There’s a much bigger problem with Soylent though, a fundamental issue with the meal replacement solution that still makes me balk at the thought of quaffing tomorrow’s liquid breakfast. Soylent is not emotional sustenance.
Soylent does not make you happy.
Chocolate makes you happy. Eating chocolate gives you a massive endorphin spike; the pleasure centers of the brain are high on phenylethylamine. You feel good when you eat chocolate. Your body tells you eating chocolate is a good thing – that’s why people overeat chocolate cake or chocolate ice cream. And after the fact, you unconsciously reminisce about how good eating the chocolate felt.
Soylent does not work that way. The stuff itself doesn’t actually taste that bad; 2.0 tastes like Cheerios in almond milk. But it doesn’t taste good either. When you drink Soylent, your body gives you no indication that what you are doing is beneficial or even healthy. And before you know it, you’re full. There’s absolutely no temptation to overeat – why would would anyone ever enjoy ingesting soulless liquid cardboard? When your brain quietly reflects on the experience, it finds nothing to suggest that consuming Soylent felt good at all. If anything, you feel empty on the inside.
MASSIVE SPOILERS AHEAD
FOR ONE OF MY FAVORITE MOVIES OF ALL TIME
If you haven’t seen Alien before, go watch it right now
You know how I feel after I drink Soylent? I feel like this guy.

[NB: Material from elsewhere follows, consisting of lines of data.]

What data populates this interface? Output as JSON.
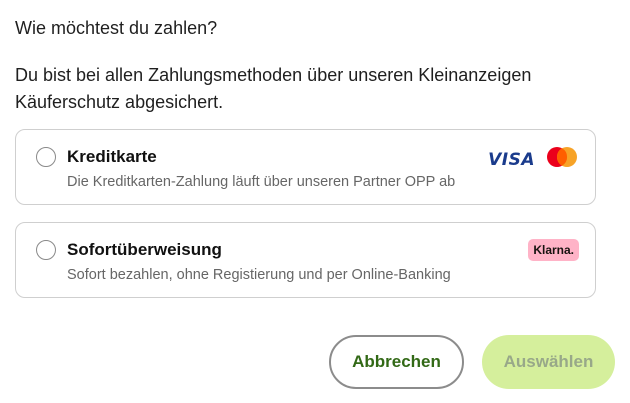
{
  "dialog": {
    "question": "Wie möchtest du zahlen?",
    "info": "Du bist bei allen Zahlungsmethoden über unseren Kleinanzeigen Käuferschutz abgesichert."
  },
  "options": [
    {
      "title": "Kreditkarte",
      "description": "Die Kreditkarten-Zahlung läuft über unseren Partner OPP ab",
      "logos": [
        "VISA",
        "mastercard-icon"
      ]
    },
    {
      "title": "Sofortüberweisung",
      "description": "Sofort bezahlen, ohne Registierung und per Online-Banking",
      "logos": [
        "Klarna."
      ]
    }
  ],
  "buttons": {
    "cancel_label": "Abbrechen",
    "select_label": "Auswählen"
  },
  "colors": {
    "primary_green": "#326916",
    "disabled_button_bg": "#d5ef9c",
    "disabled_button_text": "#98a889",
    "klarna_pink": "#ffb3c7",
    "visa_blue": "#1a3b8c",
    "mastercard_red": "#eb001b",
    "mastercard_orange": "#f79e1b"
  }
}
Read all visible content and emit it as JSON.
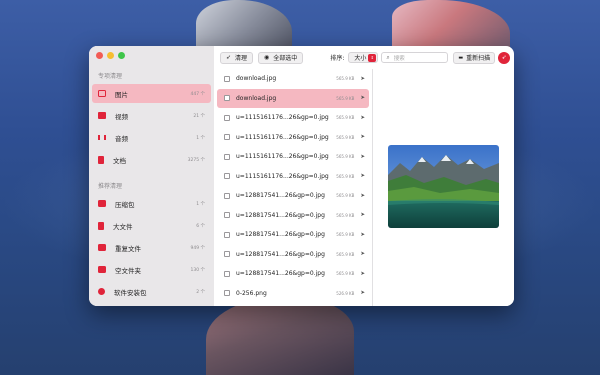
{
  "sidebar": {
    "section1_title": "专项清理",
    "items": [
      {
        "label": "图片",
        "count": "447 个",
        "icon": "image-icon"
      },
      {
        "label": "视频",
        "count": "21 个",
        "icon": "video-icon"
      },
      {
        "label": "音频",
        "count": "1 个",
        "icon": "audio-icon"
      },
      {
        "label": "文档",
        "count": "3275 个",
        "icon": "document-icon"
      }
    ],
    "section2_title": "推荐清理",
    "items2": [
      {
        "label": "压缩包",
        "count": "1 个",
        "icon": "archive-icon"
      },
      {
        "label": "大文件",
        "count": "6 个",
        "icon": "large-file-icon"
      },
      {
        "label": "重复文件",
        "count": "949 个",
        "icon": "duplicate-file-icon"
      },
      {
        "label": "空文件夹",
        "count": "130 个",
        "icon": "empty-folder-icon"
      },
      {
        "label": "软件安装包",
        "count": "2 个",
        "icon": "installer-package-icon"
      }
    ]
  },
  "toolbar": {
    "clean_label": "清理",
    "select_all_label": "全部选中",
    "sort_label": "排序:",
    "sort_value": "大小",
    "search_placeholder": "搜索",
    "rescan_label": "重新扫描"
  },
  "files": [
    {
      "name": "download.jpg",
      "size": "565.9 KB"
    },
    {
      "name": "download.jpg",
      "size": "565.9 KB"
    },
    {
      "name": "u=1115161176...26&gp=0.jpg",
      "size": "565.9 KB"
    },
    {
      "name": "u=1115161176...26&gp=0.jpg",
      "size": "565.9 KB"
    },
    {
      "name": "u=1115161176...26&gp=0.jpg",
      "size": "565.9 KB"
    },
    {
      "name": "u=1115161176...26&gp=0.jpg",
      "size": "565.9 KB"
    },
    {
      "name": "u=128817541...26&gp=0.jpg",
      "size": "565.9 KB"
    },
    {
      "name": "u=128817541...26&gp=0.jpg",
      "size": "565.9 KB"
    },
    {
      "name": "u=128817541...26&gp=0.jpg",
      "size": "565.9 KB"
    },
    {
      "name": "u=128817541...26&gp=0.jpg",
      "size": "565.9 KB"
    },
    {
      "name": "u=128817541...26&gp=0.jpg",
      "size": "565.9 KB"
    },
    {
      "name": "0-256.png",
      "size": "526.9 KB"
    }
  ],
  "colors": {
    "accent": "#e0243a",
    "selection": "#f5b8c1",
    "sidebar_bg": "#e9e7e9"
  }
}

I feel like a goddamn robot. I’m drinking five bottles of flavorless white liquid a day in order to keep my metabolic systems functioning. I get zero satisfaction from swallowing a bottle of Soylent other than the ataractic promise that I won’t die of starvation in my sleep.
I’m not trying to claim that taste is an essential part of eating. I do, however, believe that subsisting on a pure Soylent diet is difficult because of preexisting emotional dependencies on food. While I don’t think that there’s any strong requirement that food requires a fulfilling or memorable taste, most people have expectations that it yield some form of gratification.
And perhaps that’s the reason why so many people hate Soylent. It threatens the old regime of eating for pleasure. Detractors see it as frighteningly utilitarian, efficient, artificial; uniform and universal and vaguely communist. Soylent transcends the dinner table, the diner booth – it’s food for the office chair. And amusingly enough, the same dystopian rhetoric that naysayers use to make Soylent unappealing is often used to promote the product. Proponents view the drink as modern and sustainable, portable and liberating.
Soylent is skub.
The Perry Bible Fellowship; Copyright 2001-2015 Nicholas Gurewitch
Some people like to eat their skub raw. I used to do that occasionally, but now I prefer integrating skub into my diet rather than replacing my diet with skub.
So I made skub pancakes. They taste pretty good, and they’re even vegan. Here’s my recipe:
- 3/4 bottle of skub
- 4 teaspoons baking powder
- 1 1/2 cups of all-purpose flour
- 1 1/2 tablespoons of sugar
- 1 teaspoon salt
- 1/2 cup of water
- 1/4 cup chia seeds
- Grind the chia seeds via a coffee grinder or mortar and pestle.
- Settle ground chia seeds in the cup of water for a 5-10 minutes.
- Mix the skub, baking powder, flour, sugar and salt in a large bowl.
- Pour the chia seed mix into the mixing bowl.
- Lubricate your frying pan however you want. I use butter since I’m vegetarian, but feel free to use what you want.
- Pour the batter onto a frying pan and wait until it becomes firm enough to flip over. Repeat until both sides are brown.
Look, you’re spending time making food again. Doesn’t that defeat the purpose of Soylent?
Maybe. But now I have superfood pancakes!